Ex-ministra colombiana torna sonhos “visíveis”

“Não há nada nesse mundo que não te pertença.” Quando pequena, Paula Moreno Zapata ouviu essa frase muitas vezes de sua avó. Poderia ser uma simples mensagem motivacional, se o contexto não fosse tão adverso: sua família morava na Costa Pacífica da Colômbia, região que possui um dos menores índices de desenvolvimento humano do país. Mas a fé nas palavras de sua progenitora, aliada a uma sagacidade admirável, levou a jovem de 34 anos a se tornar a primeira ministra negra da história da nação latino-americana.

Paula Moreno Zapata: primeira ministra negra da história da Colômbia

Fundadora da ONG Manos Visibles (“Mãos Visíveis”), que luta pela reintegração social de jovens e mulheres em situação de risco, Paula visitou o Viva Rio para um intercâmbio de experiências.  Foi recebida pela equipe de Segurança Humana, chefiada por Ubiratan Ângelo.

O trabalho social é parte da vida da humanitarista há bastante tempo. Aos 12 anos, já atuava como formadora de adolescentes líderes em comunidades da periferia colombiana.  Um dos principais problemas que encontrava nos grupos discentes era a autoexclusão. “Era difícil fazê-los acreditar que não existem lugares pré-determinados a essa ou àquela camada da população. A sociedade impõe a ideia de separação e muitos absorvem”, relata.

Os anos de Ensino Superior afastaram-na da atividade voluntária, mas seu foco permaneceu nas Ciências Humanas. Paula optou por cursar Engenharia Industrial na Universidade Autônoma da Colômbia para, em suas próprias palavras, “buscar certas respostas”.  “Percebi que sobravam análises e faltava pragmatismo na abordagem dos temas sociais. Quem é excluído, quer propostas concretas para deixar essa condição”.

Após terminar a graduação, teve a oportunidade de expandir seus estudos na Universidade de Cambridge, graças a uma bolsa de desempenho para alunos de alto rendimento. Permaneceu como pesquisadora da instituição britânica por pouco mais de um ano, quando recebeu o convite para assumir o Ministério da Cultura da Colômbia. Segundo ela, o fato de ter sido a primeira negra a ocupar um cargo de alto escalão num país onde os afrodescendentes já ultrapassam os 10 milhões mostra, por si só, o nível de segregação.  No entanto, nunca se limitou à posição de “representante das minorias”. “Eu era um símbolo da parcela negra da população, sim, mas meu objetivo sempre foi a interação”.
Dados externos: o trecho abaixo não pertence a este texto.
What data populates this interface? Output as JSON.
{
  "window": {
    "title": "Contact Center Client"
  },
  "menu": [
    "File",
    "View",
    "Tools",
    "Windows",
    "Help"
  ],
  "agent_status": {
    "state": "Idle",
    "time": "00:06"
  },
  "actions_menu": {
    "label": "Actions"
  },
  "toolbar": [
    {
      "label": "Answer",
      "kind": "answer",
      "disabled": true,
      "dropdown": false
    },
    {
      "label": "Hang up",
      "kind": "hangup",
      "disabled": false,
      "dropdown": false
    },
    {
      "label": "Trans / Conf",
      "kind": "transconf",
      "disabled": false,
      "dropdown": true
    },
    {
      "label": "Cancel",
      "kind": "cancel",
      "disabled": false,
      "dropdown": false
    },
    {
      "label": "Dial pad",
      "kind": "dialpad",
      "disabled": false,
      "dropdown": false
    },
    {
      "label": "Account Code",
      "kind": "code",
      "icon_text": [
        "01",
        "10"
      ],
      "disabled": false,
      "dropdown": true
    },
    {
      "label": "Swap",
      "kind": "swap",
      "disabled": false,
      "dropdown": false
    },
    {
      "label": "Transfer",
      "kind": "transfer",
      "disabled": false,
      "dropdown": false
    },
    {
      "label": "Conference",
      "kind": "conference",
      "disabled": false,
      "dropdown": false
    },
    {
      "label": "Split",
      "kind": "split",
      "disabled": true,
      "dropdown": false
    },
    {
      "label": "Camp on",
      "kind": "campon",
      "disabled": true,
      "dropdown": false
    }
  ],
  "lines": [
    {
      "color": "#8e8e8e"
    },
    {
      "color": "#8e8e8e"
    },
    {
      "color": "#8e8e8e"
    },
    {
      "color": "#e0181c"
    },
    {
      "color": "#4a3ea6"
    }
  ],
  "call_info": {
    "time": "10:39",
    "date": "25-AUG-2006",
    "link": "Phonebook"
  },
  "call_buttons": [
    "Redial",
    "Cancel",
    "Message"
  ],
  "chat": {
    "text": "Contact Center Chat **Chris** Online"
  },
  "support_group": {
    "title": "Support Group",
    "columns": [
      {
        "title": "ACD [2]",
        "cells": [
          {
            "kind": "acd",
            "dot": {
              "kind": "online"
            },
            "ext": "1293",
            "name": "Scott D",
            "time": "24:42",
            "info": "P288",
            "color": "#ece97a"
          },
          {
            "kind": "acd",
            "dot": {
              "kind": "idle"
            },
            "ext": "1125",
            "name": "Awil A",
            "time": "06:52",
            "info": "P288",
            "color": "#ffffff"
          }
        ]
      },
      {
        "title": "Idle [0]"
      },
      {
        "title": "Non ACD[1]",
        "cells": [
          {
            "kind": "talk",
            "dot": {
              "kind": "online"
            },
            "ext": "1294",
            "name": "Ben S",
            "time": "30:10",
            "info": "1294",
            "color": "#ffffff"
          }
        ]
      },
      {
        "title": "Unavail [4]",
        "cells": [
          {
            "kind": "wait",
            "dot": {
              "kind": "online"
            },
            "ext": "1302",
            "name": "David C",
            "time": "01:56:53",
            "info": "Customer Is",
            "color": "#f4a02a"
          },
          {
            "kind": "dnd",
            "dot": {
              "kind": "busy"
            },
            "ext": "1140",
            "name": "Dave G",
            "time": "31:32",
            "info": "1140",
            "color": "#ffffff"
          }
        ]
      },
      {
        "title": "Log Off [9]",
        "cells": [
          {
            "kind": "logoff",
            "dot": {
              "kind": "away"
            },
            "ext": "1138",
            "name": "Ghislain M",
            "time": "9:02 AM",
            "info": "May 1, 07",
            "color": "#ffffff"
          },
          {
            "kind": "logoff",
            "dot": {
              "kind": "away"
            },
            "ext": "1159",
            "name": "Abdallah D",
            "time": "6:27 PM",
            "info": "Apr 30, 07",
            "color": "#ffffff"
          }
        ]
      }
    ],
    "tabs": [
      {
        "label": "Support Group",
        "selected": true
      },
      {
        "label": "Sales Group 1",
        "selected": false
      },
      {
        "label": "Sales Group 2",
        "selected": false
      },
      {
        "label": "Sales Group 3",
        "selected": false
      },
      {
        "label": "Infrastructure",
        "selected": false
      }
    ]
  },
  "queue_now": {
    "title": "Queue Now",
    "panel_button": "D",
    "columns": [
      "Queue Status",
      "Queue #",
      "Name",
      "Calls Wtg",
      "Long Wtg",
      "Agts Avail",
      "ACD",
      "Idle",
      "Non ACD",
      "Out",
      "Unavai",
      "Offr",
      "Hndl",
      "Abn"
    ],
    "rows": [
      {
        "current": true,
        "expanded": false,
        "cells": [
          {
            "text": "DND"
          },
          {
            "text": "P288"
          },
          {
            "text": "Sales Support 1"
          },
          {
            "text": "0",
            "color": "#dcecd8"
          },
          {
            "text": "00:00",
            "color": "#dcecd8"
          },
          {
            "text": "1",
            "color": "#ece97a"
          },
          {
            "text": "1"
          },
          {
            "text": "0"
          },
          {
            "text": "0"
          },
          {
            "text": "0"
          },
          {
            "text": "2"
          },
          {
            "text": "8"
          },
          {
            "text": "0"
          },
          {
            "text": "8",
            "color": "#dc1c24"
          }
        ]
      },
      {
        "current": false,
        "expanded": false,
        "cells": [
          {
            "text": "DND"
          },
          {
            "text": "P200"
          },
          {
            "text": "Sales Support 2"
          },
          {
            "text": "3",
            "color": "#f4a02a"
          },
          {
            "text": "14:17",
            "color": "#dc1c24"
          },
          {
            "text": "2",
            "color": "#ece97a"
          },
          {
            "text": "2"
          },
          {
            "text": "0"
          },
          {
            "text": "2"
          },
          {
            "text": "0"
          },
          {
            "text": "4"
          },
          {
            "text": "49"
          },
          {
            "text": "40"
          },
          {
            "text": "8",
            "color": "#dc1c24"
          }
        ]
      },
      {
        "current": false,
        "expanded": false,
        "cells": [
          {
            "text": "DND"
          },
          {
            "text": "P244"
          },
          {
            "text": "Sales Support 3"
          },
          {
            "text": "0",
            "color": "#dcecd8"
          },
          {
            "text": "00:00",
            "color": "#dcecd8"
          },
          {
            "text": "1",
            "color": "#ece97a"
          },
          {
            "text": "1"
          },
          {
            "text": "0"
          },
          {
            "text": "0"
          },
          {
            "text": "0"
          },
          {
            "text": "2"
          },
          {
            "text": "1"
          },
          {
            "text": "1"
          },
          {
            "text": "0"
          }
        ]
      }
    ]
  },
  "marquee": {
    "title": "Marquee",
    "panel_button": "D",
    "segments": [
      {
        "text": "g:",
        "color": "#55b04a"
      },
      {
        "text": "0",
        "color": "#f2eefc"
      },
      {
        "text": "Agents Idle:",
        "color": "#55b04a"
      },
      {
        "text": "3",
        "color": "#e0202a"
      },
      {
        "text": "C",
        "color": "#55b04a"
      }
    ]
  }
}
Em três anos e meio de mandato, reforçou a necessidade de valorização da cultura como um fator determinante para o crescimento do país, combatendo a visão “decorativa” geralmente atribuída ao segmento. Construiu bibliotecas e espaços de expressão artística, mesmo esbarrando na dificuldade de integração do setor ao sistema econômico do Estado. “Não há um planejamento de inserção cultural na Colômbia”, pontua.

Paula deixou a pasta em 2010, porém decidiu reunir seu expertise nos segmentos público e acadêmico para criar a ONG Manos Visibles. O nome faz alusão ao termo “mãos invisíveis”, difundido pelo filósofo Adam Smith (1720-1796) no livro “A Riqueza das Nações”, num raciocínio inverso. Na concepção da ex-ministra, o setor social precisa de “forças” programáticas independentes que garantam a formação de líderes através do mapeamento de áreas de vulnerabilidade e a implementação de planos de desenvolvimento local.

A entidade prioriza organizações de jovens e mulheres, além de comunidades afro. Os cursos são ministrados por acadêmicos, juristas, jornalistas e executivos de renome, com o intuito de conectar realidades antes vistas como totalmente opostas. “Os alunos percebem que não só podem se espelhar em seus professores, mas têm muito a dizer a eles. O aprendizado acaba sendo para ambos os lados”. Os beneficiados aplicam e multiplicam o conhecimento adquirido em seu campo de atuação. Através de parcerias com universidades e bancos, são concedidas bolsas de estudo àqueles que apresentam maior potencial. “Sempre que chegamos a uma região de risco,vemos que o advogado é de fora, o psicólogo também, e assim por diante. Queremos reverter esse quadro e qualificar a mão de obra local”.

São mais de 300 os formados pela Manos Visibles. Paula espera que esse número cresça à medida que os trabalhos ganham mais notoriedade e atraiam diferentes parceiros.  “Nunca minha avó sonhou que alguém da família fosse tão longe. Mas é como se eu estivesse passando adiante tudo que ela me ensinou”, admite.